1,8 milliard de dollars (1,3 milliard d’euros) : c’est la somme totale d’avoirs détournés par des potentats, dictateurs, politiciens ou fonctionnaires corrompus, que la Suisse a confisqués puis restitués à leur pays d’origine depuis 2003. Un record si l'on compare ce chiffre aux 5 milliards de dollars de fonds spoliés rendus par toutes les autres places financières réunies.
Fonds Marcos (Philippine : 684 millions de dollars) ; fonds Abacha (Nigeria : 700 millions) ; fonds Montesinos (Pérou : 92 millions) ; fonds kazakhs 1 (114 millions) ; fonds Salinas (Mexique : 74 millions) ; fonds kazakhs 2 (48 millions) ; fonds Duvalier (en cours, Haïti : 5,7 millions)… La liste est longue et elle n’est pas close, puisque depuis le Printemps arabe et, plus récemment, la chute du président ukrainien Ianoukovitch, plus d’un milliard de francs suisses ont été bloqués. Le scénario est désormais bien rodé : une grande tolérance de la part des banquiers, avocats et autres intermédiaires tant que le pouvoir corrompu est en place, et une rapidité de réaction quand il est à terre, au nom de la sauvegarde de la « réputation » de la place financière helvétique. Au total, plus de trente procédures ont été menées contre des PEP (ces « personnes politiquement exposées ») depuis 1986. (Voir ici leur résumé.)

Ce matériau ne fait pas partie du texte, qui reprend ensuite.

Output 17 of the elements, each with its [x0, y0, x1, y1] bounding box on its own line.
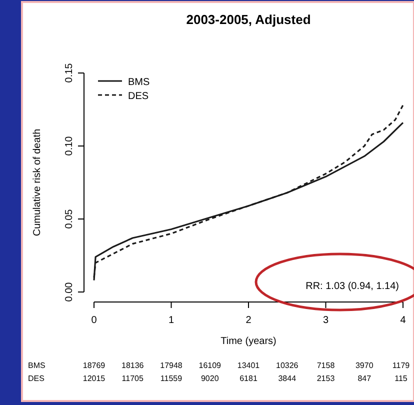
- x-tick-label: 3: [322, 315, 329, 326]
- x-tick-label: 2: [246, 315, 252, 326]
- chart-title: 2003-2005, Adjusted: [186, 12, 311, 27]
- x-tick-label: 0: [91, 315, 98, 326]
- annotation: RR: 1.03 (0.94, 1.14): [306, 281, 399, 292]
- y-axis-title: Cumulative risk of death: [32, 128, 43, 236]
- x-axis-title: Time (years): [220, 336, 276, 347]
- text: DES 12015 11705 11559 9020 6181 3844 2153 847 115: [28, 374, 408, 383]
- y-tick-label: 0.00: [64, 282, 75, 302]
- legend-label: DES: [128, 91, 149, 102]
- y-tick-label: 0.05: [64, 208, 75, 229]
- x-tick-label: 4: [400, 315, 406, 326]
- y-tick-label: 0.15: [64, 62, 75, 83]
- text: BMS 18769 18136 17948 16109 13401 10326 7158 3970 1179: [28, 361, 410, 370]
- x-tick-label: 1: [168, 315, 174, 326]
- legend-label: BMS: [128, 77, 150, 88]
- y-tick-label: 0.10: [64, 136, 75, 156]
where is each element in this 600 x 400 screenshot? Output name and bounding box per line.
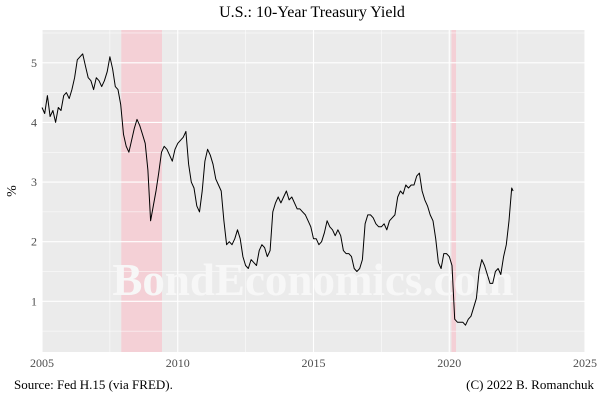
x-tick-labels: 2005 2010 2015 2020 2025 [30,356,597,370]
y-tick-label: 3 [31,175,37,189]
x-tick-label: 2020 [437,356,461,370]
x-tick-label: 2015 [302,356,326,370]
y-tick-label: 4 [31,115,37,129]
gridlines [41,30,586,352]
x-tick-label: 2005 [30,356,54,370]
x-tick-label: 2025 [573,356,597,370]
recession-band-1 [121,30,163,352]
chart-title: U.S.: 10-Year Treasury Yield [219,4,405,21]
y-tick-labels: 1 2 3 4 5 [31,56,37,309]
watermark: BondEconomics.com [112,255,513,305]
y-tick-label: 1 [31,294,37,308]
y-tick-label: 5 [31,56,37,70]
y-tick-label: 2 [31,235,37,249]
y-axis-label: % [5,185,20,197]
recession-band-2 [451,30,457,352]
x-tick-label: 2010 [166,356,190,370]
yield-line-series-1 [41,53,514,326]
copyright-note: (C) 2022 B. Romanchuk [466,377,594,392]
source-note: Source: Fed H.15 (via FRED). [14,377,173,392]
recession-bands [121,30,457,352]
series-layer [41,53,514,326]
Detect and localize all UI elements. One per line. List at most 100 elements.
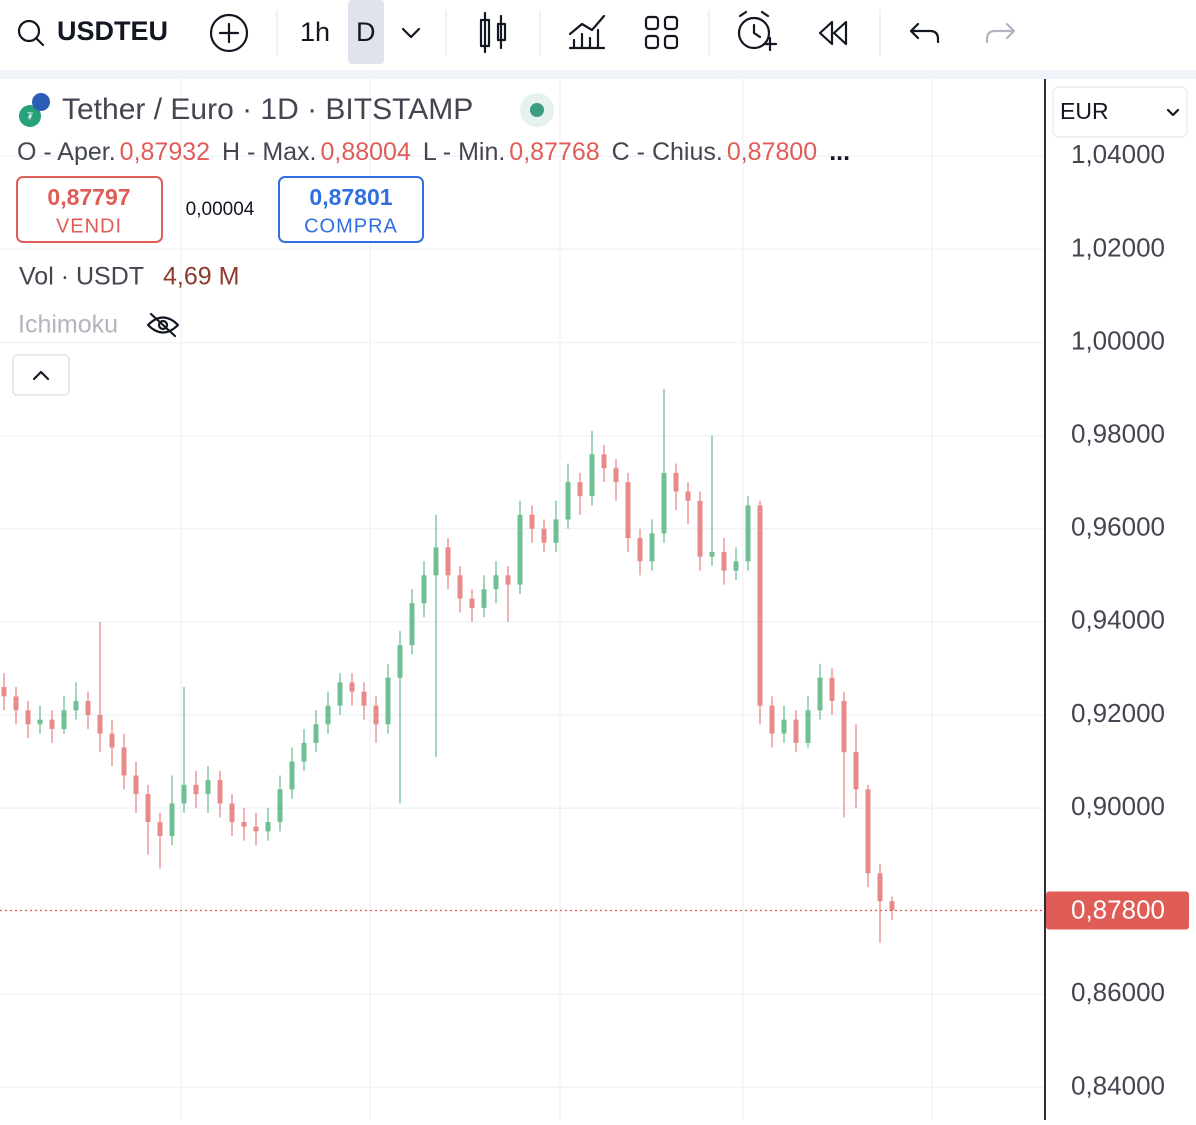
currency[interactable]: EUR <box>1060 98 1109 124</box>
ohlc-value: 0,87932 <box>120 138 210 166</box>
candle-body <box>397 645 403 678</box>
sell-label: VENDI <box>56 215 122 237</box>
candle-body <box>349 682 355 692</box>
interval-button[interactable]: D <box>356 17 376 47</box>
candle-body <box>169 803 175 837</box>
candle-body <box>637 538 643 562</box>
candle-body <box>829 677 835 701</box>
candle-body <box>853 752 859 790</box>
ohlc-label: H - Max. <box>222 138 316 166</box>
candle-body <box>793 719 799 743</box>
layouts-button[interactable] <box>644 15 679 50</box>
y-tick-label: 1,00000 <box>1071 325 1165 355</box>
candle-body <box>457 575 463 599</box>
candle-body <box>613 468 619 483</box>
svg-text:₮: ₮ <box>27 112 33 123</box>
candle-body <box>517 514 523 585</box>
symbol-icon: ₮ <box>19 93 50 127</box>
currency-select[interactable]: EUR <box>1052 86 1188 138</box>
candle-body <box>145 794 151 823</box>
candle-body <box>733 561 739 571</box>
y-tick-label: 1,02000 <box>1071 232 1165 262</box>
candle-body <box>841 700 847 753</box>
collapse-legend[interactable] <box>12 354 70 396</box>
symbol[interactable]: USDTEU <box>57 16 168 46</box>
interval-dropdown[interactable] <box>401 27 421 39</box>
sell-button[interactable]: 0,87797 VENDI <box>16 176 163 243</box>
candle-body <box>805 710 811 743</box>
candle-body <box>865 789 871 874</box>
candle-body <box>505 575 511 585</box>
ohlc-value: 0,88004 <box>321 138 411 166</box>
candle-body <box>877 873 883 902</box>
candle-body <box>277 789 283 823</box>
alert-button[interactable] <box>737 10 778 52</box>
candle-body <box>157 822 163 837</box>
y-tick-label: 0,96000 <box>1071 512 1165 542</box>
candle-body <box>685 491 691 501</box>
candle-body <box>133 775 139 795</box>
ohlc-value: 0,87800 <box>727 138 817 166</box>
ohlc-more[interactable]: ... <box>829 138 850 166</box>
buy-label: COMPRA <box>304 215 398 237</box>
y-tick-label: 1,04000 <box>1071 139 1165 169</box>
ohlc-value: 0,87768 <box>509 138 599 166</box>
market-status-dot <box>530 103 544 117</box>
volume-label: Vol · USDT <box>19 263 144 291</box>
ohlc-label: L - Min. <box>423 138 505 166</box>
candle-body <box>697 500 703 557</box>
price-axis: 1,04000 1,02000 1,00000 0,98000 0,96000 0,940… <box>1046 139 1189 1100</box>
y-tick-label: 0,86000 <box>1071 977 1165 1007</box>
interval-button[interactable]: 1h <box>300 17 330 47</box>
candle-body <box>109 733 115 748</box>
candle-body <box>817 677 823 711</box>
candle-body <box>481 589 487 608</box>
candle-body <box>1 687 7 697</box>
search-button[interactable]: USDTEU <box>17 16 168 46</box>
candle-body <box>889 901 895 911</box>
candle-body <box>421 575 427 604</box>
y-tick-label: 0,94000 <box>1071 605 1165 635</box>
candle-body <box>37 719 43 725</box>
candle-body <box>445 547 451 576</box>
add-symbol-button[interactable] <box>209 13 249 53</box>
candle-body <box>205 780 211 795</box>
candle-body <box>361 691 367 706</box>
candle-body <box>661 472 667 534</box>
candle-body <box>61 710 67 729</box>
redo-button[interactable] <box>985 22 1016 44</box>
replay-button[interactable] <box>818 20 848 46</box>
candle-body <box>721 552 727 571</box>
candle-body <box>73 700 79 711</box>
candle-body <box>193 784 199 795</box>
undo-button[interactable] <box>909 22 940 44</box>
candle-body <box>313 724 319 743</box>
buy-button[interactable]: 0,87801 COMPRA <box>278 176 424 243</box>
candle-body <box>373 705 379 725</box>
ohlc-label: C - Chius. <box>612 138 723 166</box>
candle-body <box>541 528 547 543</box>
buy-price: 0,87801 <box>309 184 392 210</box>
candle-body <box>769 705 775 734</box>
last-price-tag <box>1046 891 1189 930</box>
candle-body <box>289 761 295 790</box>
last-price-label: 0,87800 <box>1071 894 1165 924</box>
toolbar-divider <box>0 70 1196 79</box>
indicator-visibility[interactable] <box>146 312 180 338</box>
candle-body <box>577 482 583 497</box>
indicators-button[interactable] <box>568 14 606 50</box>
y-tick-label: 0,92000 <box>1071 698 1165 728</box>
candle-body <box>469 598 475 608</box>
candle-body <box>97 714 103 734</box>
candle-body <box>529 514 535 529</box>
candle-body <box>709 552 715 557</box>
candle-body <box>229 803 235 823</box>
legend-title: Tether / Euro · 1D · BITSTAMP <box>62 93 473 126</box>
candle-body <box>601 454 607 469</box>
candle-body <box>337 682 343 706</box>
chart-type-button[interactable] <box>479 11 507 54</box>
y-tick-label: 0,84000 <box>1071 1070 1165 1100</box>
candle-body <box>325 705 331 725</box>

Autrefois coffre-fort imprenable des dictateurs et satrapes du monde entier, la Suisse peaufine son image. Et comme chaque année, le département fédéral des affaires étrangères (DFAE) s’est livré en juin à Genève à son traditionnel exercice de communication devant la presse : expliquer, chiffres à l’appui, combien la Suisse était formidable. Et dans ses pratiques et dans sa législation.

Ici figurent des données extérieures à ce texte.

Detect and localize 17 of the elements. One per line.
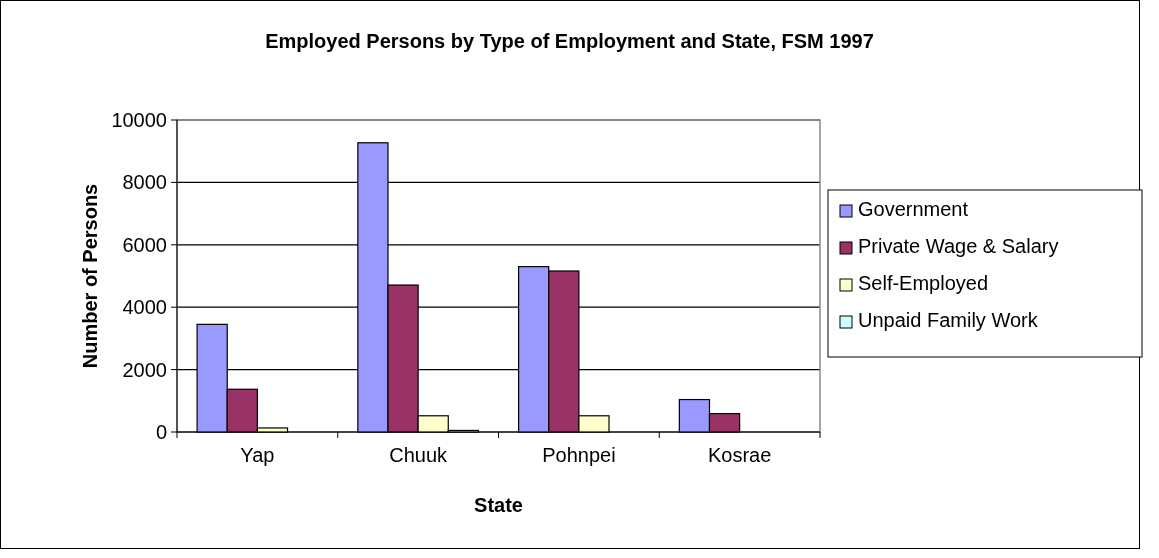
y-tick-label: 6000	[122, 233, 167, 256]
legend-label: Unpaid Family Work	[858, 309, 1039, 331]
legend-label: Government	[858, 198, 969, 220]
y-axis-title: Number of Persons	[79, 183, 101, 369]
x-tick-label: Kosrae	[707, 444, 772, 466]
x-tick-label: Yap	[240, 444, 275, 466]
y-tick-label: 2000	[122, 358, 167, 381]
x-axis-title: State	[474, 494, 523, 516]
y-tick-label: 4000	[122, 296, 167, 319]
y-tick-label: 10000	[111, 109, 167, 131]
x-tick-label: Chuuk	[389, 444, 449, 466]
y-tick-label: 8000	[122, 171, 167, 194]
legend-label: Private Wage & Salary	[858, 235, 1059, 257]
legend-label: Self-Employed	[858, 272, 989, 294]
chart-title: Employed Persons by Type of Employment and State, FSM 1997	[265, 30, 874, 52]
y-tick-label: 0	[155, 421, 167, 443]
x-tick-label: Pohnpei	[542, 444, 616, 466]
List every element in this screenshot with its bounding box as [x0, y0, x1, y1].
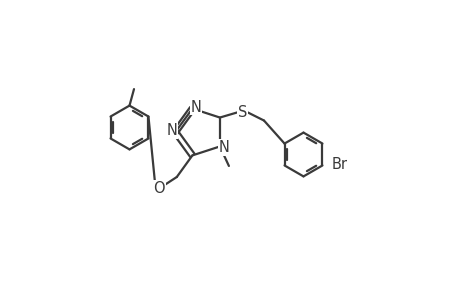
Text: N: N	[166, 123, 177, 138]
Text: Br: Br	[331, 157, 347, 172]
Text: N: N	[190, 100, 201, 115]
Text: S: S	[237, 105, 246, 120]
Text: O: O	[153, 181, 165, 196]
Text: N: N	[218, 140, 229, 155]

« La Suisse a longtemps été seule dans le collimateur. Aujourd’hui, cela a totalement changé. Le problème (des fonds spoliés) est un problème qui frappe toutes les places financières. Les gouvernements sont enfin d’accord pour régler la question ensemble », s’est réjoui Valentin Zellweger, le diplomate en charge de ce dossier, soulignant que depuis le Printemps arabe, la prise de conscience et les initiatives s’étaient multipliées à l’international. Ce qui rend d’autant plus précieux le savoir-faire helvétique. « Le G-8 s’est adressé à la Suisse car nous avons une certaine expérience dans ce domaine », ajoutait-il. (Voir ici son intervention devant le club suisse de la presse.)